第376話 勘
重蔵を相手に、手を抜ける部分はなかった。
訓練場を破壊しないために出力を絞っているので、それが故の闘いにくさもある。
ただこの部分は重蔵も同じか。
俺と重蔵がそれこそ、出力を全力まで上げたら、初撃でここも吹き飛んでいるだろうからな。
つまりはお互いに飽和攻撃じみたものは中々使いにくい、というわけだ。
使えば、まだ俺の方に部があるだろうが……いや、以前に戦って以来、重蔵の腕の上げ方も凄まじいものがある。
余裕ぶっていられるところは一つもない。
だからこそ、北御門直系にのみ伝わる技術も惜しげもなく使っているのだが……一体どうやってだか簡単に察知される。
北御門が最も得意とする気術の系統は空間系で、結界や空間そのものを縮めて距離をゼロにする転移などなのだが、こういった接近戦でも短距離転移は使い勝手が良く、一人でいる時は頻繁に使ってきた。

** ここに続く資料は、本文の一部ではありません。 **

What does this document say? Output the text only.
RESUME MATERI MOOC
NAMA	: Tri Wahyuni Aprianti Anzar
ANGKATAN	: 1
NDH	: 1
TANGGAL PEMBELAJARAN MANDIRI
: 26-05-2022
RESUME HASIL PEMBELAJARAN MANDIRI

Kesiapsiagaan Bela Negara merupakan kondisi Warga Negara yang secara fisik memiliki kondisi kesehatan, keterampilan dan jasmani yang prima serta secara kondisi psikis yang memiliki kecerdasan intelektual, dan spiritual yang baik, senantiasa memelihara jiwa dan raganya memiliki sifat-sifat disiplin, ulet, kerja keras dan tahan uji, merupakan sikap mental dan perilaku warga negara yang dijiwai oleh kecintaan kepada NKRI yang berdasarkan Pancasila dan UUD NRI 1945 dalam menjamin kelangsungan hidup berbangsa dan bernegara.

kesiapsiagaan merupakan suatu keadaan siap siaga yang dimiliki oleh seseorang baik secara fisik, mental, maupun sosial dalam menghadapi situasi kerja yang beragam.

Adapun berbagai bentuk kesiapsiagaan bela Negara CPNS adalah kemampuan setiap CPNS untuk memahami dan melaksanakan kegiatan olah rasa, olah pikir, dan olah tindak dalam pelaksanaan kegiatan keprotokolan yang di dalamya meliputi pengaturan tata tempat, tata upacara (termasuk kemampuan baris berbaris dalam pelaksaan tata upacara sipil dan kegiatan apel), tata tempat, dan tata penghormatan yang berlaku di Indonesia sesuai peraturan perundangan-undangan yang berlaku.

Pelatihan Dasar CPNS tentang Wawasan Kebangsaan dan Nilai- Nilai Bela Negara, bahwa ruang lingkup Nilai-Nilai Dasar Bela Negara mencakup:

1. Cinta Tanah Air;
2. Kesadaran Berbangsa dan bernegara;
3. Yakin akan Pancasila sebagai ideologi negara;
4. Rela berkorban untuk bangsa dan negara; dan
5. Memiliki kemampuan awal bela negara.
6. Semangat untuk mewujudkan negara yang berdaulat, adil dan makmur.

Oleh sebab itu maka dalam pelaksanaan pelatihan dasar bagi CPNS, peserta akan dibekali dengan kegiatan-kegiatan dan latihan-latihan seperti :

妖魔相手であればまず、察知されることはなく、一発で背後が取れて、そこで決着をつけられるいわば一撃必殺の技法に近いのだが、重蔵の背後に飛んでも駄目だ。
最初の一発については目を見開いて驚いてくれたし、軽い切り傷くらいはつけられたが、それだけだった。
そのあとは俺が飛ぶ前にすでに木刀を振りかぶっている。
狙いは正確に俺が飛んだ場所……。
「……お前、なんでわかるんだよ!?」
つい、そう尋ねると、重蔵はニヤリと笑って言う。
「勘じゃ」
そして木刀を振り下ろしてくる。
命中すればそれこそ岩でも鋼鉄でも切り裂かれる威力のそれだが、俺は結界を構築し逸らす。
真正面から受ければそれすらも破壊されることが分かっているからな。
体が若返って重蔵の戦い方は少し変わっている。
老人の時は技術中心に、隙を狙って後の先を狙いがちだったが、今は正反対だ。
多少の小細工は力づくで潰してやるという気合いが込められている。
確かに昔の重蔵の戦い方はこんな感じだったか。
懐かしいと同時に恐ろしいな。
そんな戦い方をしていれば、普通はすぐに体力が尽きて終わってしまうところなのだが、今の重蔵にそんな様子は見られない。
無尽蔵の体力だ。
老人になっても強靭な肉体は健在で、真気は衰えるどころか強大になっている、と思っていたが、真気はともかく肉体の方はやはり多少の衰えはあったのだろうと今では思わざるを得ない。
「勘って……」
なんとか重蔵の木刀を掻い潜りながら、その隙を狙って俺も斬撃を差し込むも、いずれも見抜かれて避けられる。
やはり純粋な剣術の練りについては重蔵に部があるか。
いや……。
「昔から、お前の動きや視線の向く方向には慣れておるからな。大体予測が出来る……あまり癖が変わっていない気がするな?」
言われて、なるほど、と思う。
フェイントなどは挟まずに俺も今は真っ向勝負気味で動いているところがあった。
盛り上がり過ぎたかな。
これでは長年の戦闘経験を積んだ重蔵の相手にはならないか。